Now, we can revisit why TSan didn’t complain about a data race initially when there was no memory order specified. It’s because C++ by default assumes a std::memory_order_seq_cst when no memory order is specified. Since this is the strongest memory mode, there is no data race possible.

Hardware Considerations

Different memory models have different performance penalties on different hardware.

For instance, the x86 architectures instruction set implements something called total store ordering (TSO). The gist of it is that the model resembles all threads reading and writing to a shared memory. You can read more about that here.

This means that the x86 processors can provide sequential consistency for a relatively low computational penalty.

On the other side are the ARM family of processors has a weakly ordered instruction set architecture. This is because each thread or process reads and writes to its own memory. Again, the link above provides context.

This means that the ARM processors provide sequential consistency for a much higher computational penalty.

How to Build a Concurrent Queue

I’m going to use the operations we have discussed so far to build the basic operations of a lock-free concurrent queue.
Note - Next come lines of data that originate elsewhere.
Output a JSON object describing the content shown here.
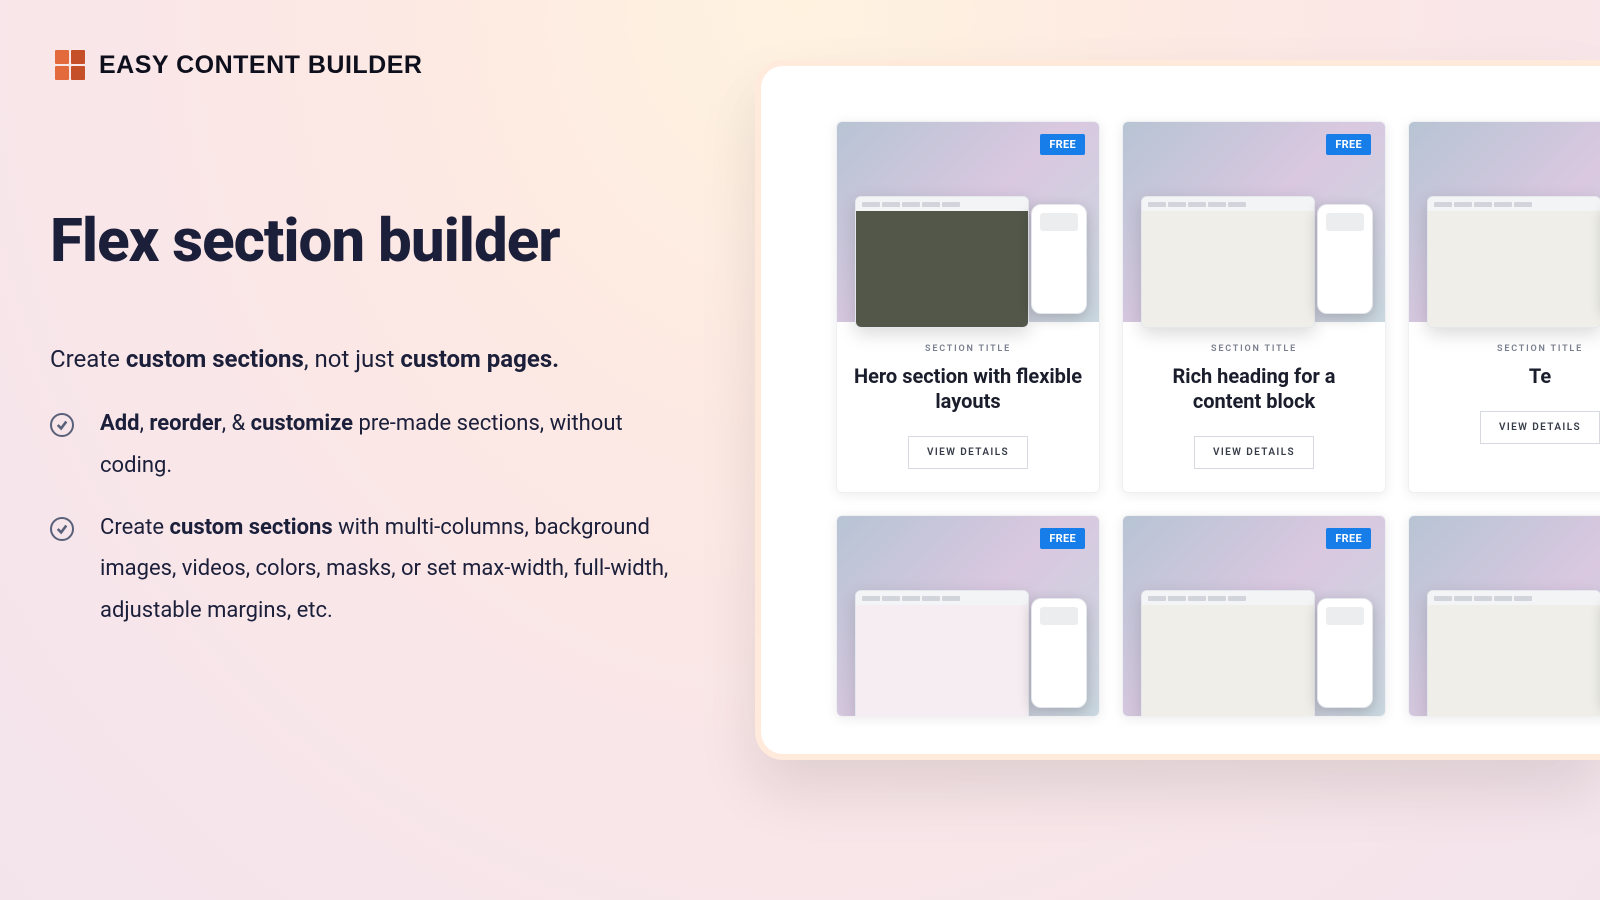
{
  "brand": {
    "name": "EASY CONTENT BUILDER"
  },
  "headline": "Flex section builder",
  "subline": {
    "text_before_1": "Create ",
    "strong_1": "custom sections",
    "text_mid": ", not just ",
    "strong_2": "custom pages."
  },
  "bullets": [
    {
      "runs": [
        {
          "text": "Add",
          "bold": true
        },
        {
          "text": ", ",
          "bold": false
        },
        {
          "text": "reorder",
          "bold": true
        },
        {
          "text": ", & ",
          "bold": false
        },
        {
          "text": "customize",
          "bold": true
        },
        {
          "text": " pre-made sections, without coding.",
          "bold": false
        }
      ]
    },
    {
      "runs": [
        {
          "text": "Create ",
          "bold": false
        },
        {
          "text": "custom sections",
          "bold": true
        },
        {
          "text": " with multi-columns, background images, videos, colors, masks, or set max-width, full-width, adjustable margins, etc.",
          "bold": false
        }
      ]
    }
  ],
  "cards": {
    "kicker": "SECTION TITLE",
    "view_label": "VIEW DETAILS",
    "tag_label": "FREE",
    "row1": [
      {
        "title": "Hero section with flexible layouts"
      },
      {
        "title": "Rich heading for a content block"
      },
      {
        "title": "Te"
      }
    ]
  }
}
This is by no means even a complete implementation, just my attempt to re-create something basic using atomics.

I’m going to represent the queue using a linked list and wrap each node inside an atomic.

class lock_free_queue {
 private:
  struct node {
    std::shared_ptr<T> data;
    std::atomic<node*> next;

    node() : next(nullptr) {}  //  initialise the node
  };

  std::atomic<node*> head;
  std::atomic<node*> tail;
}

Now, for the enqueue operation, this is what it’s going to look like:

void enqueue(T value) {
    std::shared_ptr<T> new_data = std::make_shared<T>(value);
    node* new_node = new node();
    new_node->data = new_data;

    //  do an infinite loop to change the tail
    while (true) {
      node* current_tail = this->tail.load(std::memory_order_acquire);
      node* tail_next = current_tail->next;

      //  everything is correct so far, attempt the swap
      if (current_tail->next.compare_exchange_strong(
              tail_next, new_node, std::memory_order_release)) {
        this->tail = new_node;
        break;
      }
    }
  }

The main focus is on the load and compare_exchange_strong operations. The load works with an acquire and the CAS works with a release so that reads and writes to the tail are synchronized.

Similarly for the dequeue operation:

std::shared_ptr<T> dequeue() {
    std::shared_ptr<T> return_value = nullptr;

    //  do an infinite loop to change the head
    while (true) {
      node* current_head = this->head.load(std::memory_order_acquire);
      node* next_node = current_head->next;

      if (this->head.compare_exchange_strong(current_head, next_node,
                                             std::memory_order_release)) {
        return_value.swap(next_node->data);
        delete current_head;
        break;
      }
    }
    return return_value;
  }

Note: This queue doesn’t handle the ABA problem. It’s out of the scope of this tutorial to bring in hazard pointers, so I’m leaving that out – but you can look into them if you’re curious.

Conclusion

So there you have it – atomics in C++. They’re difficult to reason about but give you massive performance benefits. If you want to see production grade implementations of lock-free data structures, you can read more here.

Typically, you’d see lock-based concurrent data structures put into production, but there is increasing research around the area of lock-free and wait-free implementations of concurrent algorithms to improve compute efficiency.